I've made a couple of correct predictions this year in this forum and others for which I write. While there is some limited satisfaction in that, I'm also struck by the fact that it's only my downside foresight that seems to work. I'm sure that would change the second I started short-selling.
With that said, the raid on retirement savings and the breathless marketing of reverse mortgages has begun. Those two pots of gold represent the last fertile field for the equity strippers. I mixed that metaphor in triplicate.
The long term damage that can be done by stripping away America's 401-k and home equity can't be overstated. Taken to its fullest extent, today's equity stripping in a recession could lead to tomorrow's descent into a depression.
We all seem to think we're too sophisticated and that securitization and the science of "finance" have insulated us from a cataclysmic economic crash. I don't think that's true. The dry rot of debt, demographics, the social instability caused by the increasing stratification of wealth and a decline in educational standards could all easily conspire to re-ignite the specter of depression.

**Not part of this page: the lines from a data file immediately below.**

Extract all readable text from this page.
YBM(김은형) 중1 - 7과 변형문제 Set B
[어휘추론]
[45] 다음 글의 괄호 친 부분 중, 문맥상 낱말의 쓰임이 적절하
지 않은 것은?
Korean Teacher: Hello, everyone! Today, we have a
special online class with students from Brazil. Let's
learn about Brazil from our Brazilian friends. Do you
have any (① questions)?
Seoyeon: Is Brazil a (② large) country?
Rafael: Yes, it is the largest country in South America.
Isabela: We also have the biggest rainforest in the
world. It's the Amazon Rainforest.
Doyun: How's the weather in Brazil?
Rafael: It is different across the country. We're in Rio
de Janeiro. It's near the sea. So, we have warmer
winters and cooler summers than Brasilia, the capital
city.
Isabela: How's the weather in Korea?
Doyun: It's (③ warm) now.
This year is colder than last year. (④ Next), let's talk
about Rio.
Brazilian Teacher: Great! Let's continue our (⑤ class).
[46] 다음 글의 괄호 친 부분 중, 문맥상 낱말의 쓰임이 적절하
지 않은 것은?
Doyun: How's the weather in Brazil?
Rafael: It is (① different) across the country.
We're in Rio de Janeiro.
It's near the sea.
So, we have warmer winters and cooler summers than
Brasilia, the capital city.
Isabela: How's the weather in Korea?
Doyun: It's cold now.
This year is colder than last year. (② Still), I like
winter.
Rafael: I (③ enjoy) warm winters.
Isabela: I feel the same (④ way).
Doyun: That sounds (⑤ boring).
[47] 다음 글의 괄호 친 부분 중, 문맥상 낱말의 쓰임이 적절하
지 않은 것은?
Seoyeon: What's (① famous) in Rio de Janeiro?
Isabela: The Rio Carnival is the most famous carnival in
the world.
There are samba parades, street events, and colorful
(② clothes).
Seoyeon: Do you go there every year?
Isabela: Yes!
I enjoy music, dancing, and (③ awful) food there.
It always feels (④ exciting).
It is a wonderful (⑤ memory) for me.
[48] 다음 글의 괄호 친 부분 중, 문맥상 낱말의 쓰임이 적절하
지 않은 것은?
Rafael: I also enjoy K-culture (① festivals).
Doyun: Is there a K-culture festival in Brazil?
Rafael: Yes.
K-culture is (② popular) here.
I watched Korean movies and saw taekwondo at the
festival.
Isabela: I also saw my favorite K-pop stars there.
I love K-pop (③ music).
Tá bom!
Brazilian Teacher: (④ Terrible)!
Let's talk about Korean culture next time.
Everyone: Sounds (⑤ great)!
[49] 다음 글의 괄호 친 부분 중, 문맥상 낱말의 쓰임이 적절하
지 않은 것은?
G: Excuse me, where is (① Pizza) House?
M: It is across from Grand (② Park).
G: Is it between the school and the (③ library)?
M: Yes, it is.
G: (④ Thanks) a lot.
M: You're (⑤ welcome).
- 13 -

This is particularly true as the baby boom retires and is forced to tap savings and home equity prematurely - well beyond its ability to provide an income stream in the context of ever-lengthening life expectancies. It's a recipe for disaster and I truly think we might look back at the turn of the century bubbles, the end of the age of oil, and the final tapping of end-of-the-line financial resources as the beginning of a new economic paradigm to the downside.
I hope I'm wrong.
In the meantime though, the message is this: Protect your long term equity at all costs. If not tapping your 401-k means defaulting on your zero-down home loan and walking away, do it. If your choice is between paying off credit cards or making a house payment where there is equity to protect – do it.
In other words, do your best to avoid tapping your last remaining real assets for any short term need. First of all, chances are the short term need won't be as bad as the need you'll face when your assets were supposed to kick-in. Secondly, chances are the solution to your short term problem will only clear a path toward your next short term problem. Our fixes to cash flow issues are structural and have to be addressed that way. Our notion of the consumer society is going to change, and you're going to see a lot of the window dressing fall away.
I still think I'm a long term bull, but I'm not as sure as I used to be about that. I'm still long across the board, but that may only be based on a dim hope of a brighter future. That's one prediction I hope I'm right about.
In the meantime, we all have to hang on to our real assets with both hands.